Aujourd’hui, les entraves au développement industriel sont réelles. L’image du pays est écornée. Le coût des prêts est majoré par l’incertitude politique, la corruption est endémique. Il faut verser 10 % de pots-de-vin pour se faire régler les factures liées aux marchés publics. Le coût du transport routier est l’un des plus onéreux au monde en raison des barrages et du racket. Autre frein : l’insécurité juridique des affaires, qui n’incite pas les investisseurs à parier sur le pays.

Au second semestre de 2009, les opérateurs commençaient à voir le bout du tunnel avec la reprise de la coopération financière, les perspectives d’allègement de dette (17 000 milliards de F CFA) et le retour de la croissance à 3,7 %. Pour 2010, le ministre de l’Économie et des Finances, Charles Diby Koffi, prévoit une progression du PIB de 4 % favorisée par une hausse de l’extraction minière (7,8 %) et pétrolière (4,9 %), de la production agricole (3,3 %), agro-industrielle (12,1 %) et manu­facturière (6,5 %).

Le retour de l’esprit pionnier

La Banque mondiale a redéployé ses actions en finançant plus de 800 millions de dollars de dons en moins de dix-huit mois et son représentant résidant à Abidjan, Madani Tall, vend au président Gbagbo les avantages des réformes (bonne gouvernance, incitations fiscales, protection des investissements…) pour obtenir un « environnement d’affaires de classe internationale ». Avant la dissolution du gouvernement et de la Commission électorale indépendante, en février, les grands hôtels affichaient même complet. « Les hommes d’affaires reviennent.
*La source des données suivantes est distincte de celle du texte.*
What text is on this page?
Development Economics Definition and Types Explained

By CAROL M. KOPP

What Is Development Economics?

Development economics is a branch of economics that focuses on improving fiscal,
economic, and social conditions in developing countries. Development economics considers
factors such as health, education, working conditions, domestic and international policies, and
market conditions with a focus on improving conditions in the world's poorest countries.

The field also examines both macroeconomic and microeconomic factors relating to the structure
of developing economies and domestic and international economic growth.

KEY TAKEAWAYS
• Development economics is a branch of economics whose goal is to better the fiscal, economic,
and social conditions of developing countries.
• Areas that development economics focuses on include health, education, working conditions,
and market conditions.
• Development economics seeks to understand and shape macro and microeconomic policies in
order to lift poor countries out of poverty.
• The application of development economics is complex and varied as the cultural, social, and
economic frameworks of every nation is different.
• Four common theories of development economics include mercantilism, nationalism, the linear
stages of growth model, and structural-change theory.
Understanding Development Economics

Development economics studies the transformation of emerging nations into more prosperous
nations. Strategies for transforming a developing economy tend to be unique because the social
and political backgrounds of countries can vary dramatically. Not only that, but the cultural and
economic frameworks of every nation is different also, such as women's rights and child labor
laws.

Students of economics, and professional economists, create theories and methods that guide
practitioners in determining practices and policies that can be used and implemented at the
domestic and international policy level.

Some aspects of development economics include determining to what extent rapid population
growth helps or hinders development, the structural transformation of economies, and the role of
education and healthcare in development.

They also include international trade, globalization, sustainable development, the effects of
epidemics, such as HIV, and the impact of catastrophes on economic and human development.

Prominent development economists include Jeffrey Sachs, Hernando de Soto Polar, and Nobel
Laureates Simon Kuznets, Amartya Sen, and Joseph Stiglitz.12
Ils préparent l’après-crise, explique un banquier d’Abid­jan. Mais la tenue de la présidentielle étant repoussée, la plupart des projets d’investissement seront reportés. »

Les opérateurs appellent les autorités à ranimer l’esprit pionnier. « Nous avons tout intérêt à capter une part de plus en plus importante de la plus-value du produit final en réalisant des produits semi-finis et finis », souligne Pierre Koffi Djemis, fondateur du cabinet d’affaires PKD Conseil. « Nos entreprises doivent profiter des opportunités offertes par un marché sous-régional de 300 millions de personnes », indique quant à lui Raymond Sibailly, conseiller spécial du chef de l’État chargé des politiques d’investissement et d’intégration africaine. Les candidats à l’élection présidentielle en sont conscients. Ils ont tous fait du développement industriel l’un des piliers de leur programme économique.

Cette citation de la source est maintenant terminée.